福井市と新潟市、移住するならどっち?
東京でのITワーカー時代を経て、妻の地元である岡山へIターンし、子育てと資産形成に奮闘する私にとって、地方都市での暮らしは選択と決断の連続だ。特に、移住先選びは人生設計の土台となる。今回は、日本海側の主要都市である福井市と新潟市を、データに基づいて冷静に比較し、それぞれの都市が持つ可能性を探る。数字の裏側にある生活の質や将来性を見極めることが、後悔のない移住を実現する鍵となる。
お金の面で比べると
まず、資産形成を考える上で最も重要な「投資余力」から見ていく。福井市の投資余力は月8万円、対して新潟市は月7万円だ。この1万円の差は、年間で見ると12万円の差となる。私が岡山に移住後、NISAを始めた経験から言えば、この月1万円の差は長期的に見ると資産形成のスピードに大きな影響を与える。特に複利の効果を考慮すれば、その差は年を追うごとに拡大する。堅実な資産形成を目指すなら、この1万円のアドバンテージは無視できない。
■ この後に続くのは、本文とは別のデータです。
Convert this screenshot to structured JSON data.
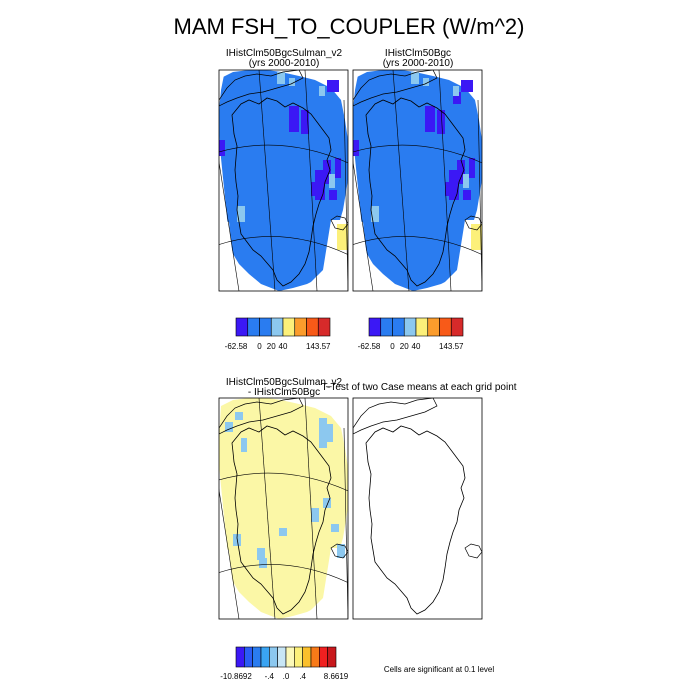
{
  "chart_data": {
    "type": "map",
    "title": "MAM FSH_TO_COUPLER (W/m^2)",
    "panels": [
      {
        "id": "case",
        "title_lines": [
          "IHistClm50BgcSulman_v2",
          "(yrs 2000-2010)"
        ],
        "field": "case1"
      },
      {
        "id": "ref",
        "title_lines": [
          "IHistClm50Bgc",
          "(yrs 2000-2010)"
        ],
        "field": "case2"
      },
      {
        "id": "diff",
        "title_lines": [
          "IHistClm50BgcSulman_v2",
          "- IHistClm50Bgc"
        ],
        "field": "diff"
      },
      {
        "id": "ttest",
        "title_lines": [
          "T-Test of two Case means at each grid point"
        ],
        "field": "none"
      }
    ],
    "colorbars": [
      {
        "id": "case-colorbar",
        "colors": [
          "#3b18f5",
          "#2a7cf0",
          "#2a7cf0",
          "#8cc8ef",
          "#fcf07a",
          "#fb9c2c",
          "#f85a18",
          "#d72a2a"
        ],
        "labels": [
          "-62.58",
          "0",
          "20",
          "40",
          "143.57"
        ],
        "label_at_box_edge": [
          0,
          2,
          3,
          4,
          7
        ]
      },
      {
        "id": "ref-colorbar",
        "colors": [
          "#3b18f5",
          "#2a7cf0",
          "#2a7cf0",
          "#8cc8ef",
          "#fcf07a",
          "#fb9c2c",
          "#f85a18",
          "#d72a2a"
        ],
        "labels": [
          "-62.58",
          "0",
          "20",
          "40",
          "143.57"
        ],
        "label_at_box_edge": [
          0,
          2,
          3,
          4,
          7
        ]
      },
      {
        "id": "diff-colorbar",
        "colors": [
          "#3b18f5",
          "#2a5cf5",
          "#2a7cf0",
          "#3aa4f2",
          "#8cc8ef",
          "#c8e6f5",
          "#fcf9b8",
          "#fcf07a",
          "#fbc02c",
          "#f87a18",
          "#f02020",
          "#c8181c"
        ],
        "labels": [
          "-10.8692",
          "-.4",
          ".0",
          ".4",
          "8.6619"
        ],
        "label_at_box_edge": [
          0,
          4,
          6,
          8,
          12
        ]
      }
    ],
    "significance_note": "Cells are significant at 0.1 level",
    "palette": {
      "blue_main": "#2a7cf0",
      "blue_dark": "#3b18f5",
      "blue_light": "#8cc8ef",
      "yellow": "#fcf07a",
      "yellow_pale": "#fbf7a6"
    }
  }
}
次に、毎月の固定費の大部分を占める家賃に注目する。1LDKの家賃は福井市が5.2万円、新潟市が5.5万円だ。福井市の方が0.3万円安い。これも月々の支出に直結する。投資余力と家賃の差を合わせると、福井市の方が月1.3万円、年間で15.6万円も手元に残る金額が多い計算になる。東京で高い家賃と生活費に苦しんだ私から見れば、地方でのこのわずかな差が、日々の生活のゆとりや、子どもの教育費、老後資金への備えといった将来設計に直結する。福井市は、生活コストの面で優位性を持つ。
仕事・暮らしやすさで比べると
仕事の面では、求人倍率が重要な指標となる。福井市の求人倍率は1.48倍、新潟市は1.52倍だ。わずかではあるが、新潟市の方が求人を見つけやすい環境にあることを示す。転職を考えている場合、求人倍率が高い方が選択肢が広がり、より希望に合った職場を見つけられる可能性が高まる。特にIT業界の経験を持つ私からすれば、地方でのキャリアチェンジは容易ではない。そのため、求人の多さは安心材料の一つとなる。
暮らしやすさについては、データには表れない側面も大きい。新潟市は日本海側最大の政令指定都市であり、都市としての規模や利便性は福井市を上回る。商業施設や文化施設、医療機関の選択肢は新潟市の方が豊富だ。一方、福井市は新幹線延伸により注目度が高まっており、コンパクトながらも生活に必要な機能は充実している。自然豊かな環境で子育てをしたいと考えるなら、福井市も十分魅力的な選択肢となる。3児の父として、子どもの遊び場や教育環境は常に気になる点だが、両都市ともに一定水準以上の環境は提供している。通勤時間の短さや、都市と自然のバランスは、地方移住の大きなメリットだ。
田村の結論
堅実な資産形成を最優先し、生活コストを抑えたいなら福井市が有利だ。一方で、仕事の選択肢の広さや都市としての規模感を重視するなら新潟市が向いている。